Rita começa com a infância em São Paulo, marcada por uma família de classe média e um estupro aos seis anos que ela só enfrentou na terapia décadas depois. Passa pela explosão com Os Mutantes na Tropicália, a expulsão do grupo, os anos de Tutti Frutti e o sucesso solo com hits como “Lança Perfume”. O encontro com Roberto, os filhos, as internações e a aposentadoria dos palcos em 2012 também ganham espaço, tudo narrado em capítulos curtos que parecem conversas de bar. É uma vida que não cabe em linhas retas, e Rita não tenta forçar isso.

Após se aposentar dos shows, ela decidiu organizar suas memórias num momento em que o rock nacional já era nostalgia para muitos, mas seu legado seguia vivo. A obra chega num cenário pós-redemocratização, com o país ainda lidando com as cicatrizes da ditadura – um período que Rita viveu intensamente, inclusive sendo presa em 1976 por porte de maconha enquanto grávida. É também um eco da São Paulo dos anos 60 e 70, quando a cidade era o berço da contracultura e da Tropicália, movimentos que Rita ajudou a moldar.

Rita Lee, a autora, dispensa apresentações, mas vale o registro: nascida em 31 de dezembro de 1947, na capital paulista, ela foi a caçula de três irmãs numa família de descendentes americanos e italianos. Começou na música aos 15 anos como baterista, fundou Os Mutantes com Arnaldo e Sérgio Baptista em 1966 e virou ícone do rock com mais de 55 milhões de discos vendidos.
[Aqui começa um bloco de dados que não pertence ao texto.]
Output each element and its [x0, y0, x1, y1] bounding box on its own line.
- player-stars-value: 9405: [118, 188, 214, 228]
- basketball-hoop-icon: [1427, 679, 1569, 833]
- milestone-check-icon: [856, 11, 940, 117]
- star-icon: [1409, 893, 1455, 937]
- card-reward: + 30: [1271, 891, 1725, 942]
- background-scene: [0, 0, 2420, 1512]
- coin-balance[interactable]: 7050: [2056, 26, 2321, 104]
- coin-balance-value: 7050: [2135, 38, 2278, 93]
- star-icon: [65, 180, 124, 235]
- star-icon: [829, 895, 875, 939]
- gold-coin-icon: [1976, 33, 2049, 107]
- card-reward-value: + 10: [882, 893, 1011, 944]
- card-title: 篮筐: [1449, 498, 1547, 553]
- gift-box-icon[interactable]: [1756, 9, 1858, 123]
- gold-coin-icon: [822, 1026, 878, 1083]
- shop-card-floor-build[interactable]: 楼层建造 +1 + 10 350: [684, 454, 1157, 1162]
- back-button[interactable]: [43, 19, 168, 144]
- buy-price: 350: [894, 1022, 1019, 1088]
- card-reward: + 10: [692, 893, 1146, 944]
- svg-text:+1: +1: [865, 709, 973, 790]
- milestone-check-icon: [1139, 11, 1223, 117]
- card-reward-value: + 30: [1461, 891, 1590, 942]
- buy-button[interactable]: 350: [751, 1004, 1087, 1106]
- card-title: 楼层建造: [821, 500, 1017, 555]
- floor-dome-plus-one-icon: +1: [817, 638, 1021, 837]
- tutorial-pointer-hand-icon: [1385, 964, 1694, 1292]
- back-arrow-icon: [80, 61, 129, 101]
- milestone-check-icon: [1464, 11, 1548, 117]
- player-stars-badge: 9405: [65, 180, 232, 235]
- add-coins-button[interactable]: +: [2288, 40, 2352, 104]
Multi-instrumentista, compositora, atriz e ativista pelos animais, Rita escreveu o livro sozinha, escolhendo fotos e criando a capa, com apoio do jornalista Guilherme Samora, que aparece como um “fantasminha” corrigindo datas e detalhes. Faleceu em maio de 2023, aos 75 anos, deixando um legado imortal.

“Rita Lee – Uma Biografia” vendeu mais de 200 mil exemplares em quatro meses, liderando as listas de não-ficção no Brasil. Em 2017, foi lançado em Portugal e ganhou o prêmio de Melhor Biografia pela Associação Paulista de Críticos de Artes (APCA) em 2016. Com 296 páginas, o livro foi um sucesso instantâneo, esgotando edições e rendendo à Globo Livros um retorno digno de hit parade. A obra também inspirou debates e releituras da carreira de Rita, consolidando-a como uma das vozes mais influentes da música e da literatura brasileira.

São Paulo é o palco principal dessa história. Rita relembra a Vila Mariana dos anos 50, com suas ruas tranquilas e o colégio tradicional onde estudou, o Des Oiseaux. Cita o Teatro Aquarius, no Bixiga, onde gravou com Elis Regina, e os rolês juvenis no Parque Trianon, na Avenida Paulista. A cidade aparece como um organismo vivo: o centro caótico dos anos 70, os bares da Pompéia onde o Ira! nasceu (ela foi madrinha da banda), e até o sítio em Cotia, na Grande São Paulo, onde viveu seus últimos anos. É um mapa afetivo de uma paulistana que transformou o concreto em poesia.

Rita conta que usou um colar de pedras de LSD ao desembarcar em São Paulo, uma ousadia que resume sua relação com as drogas – tema que ela nunca escondeu. O livro quase teve trechos censurados por advogados da família, mas Rita insistiu na versão sem cortes, prometendo uma “versão proibidona” que nunca saiu. O apelido “Ritinha” veio da infância, e o cabelo vermelho, marca registrada, foi aposentado em 2014. E tem mais: o sucesso do audiobook, narrado por Mel Lisboa e Guilherme Samora, levou fãs a pedirem uma adaptação pra cinema – quem sabe um dia? É Rita sendo Rita, sem pudores e com um sorriso maroto.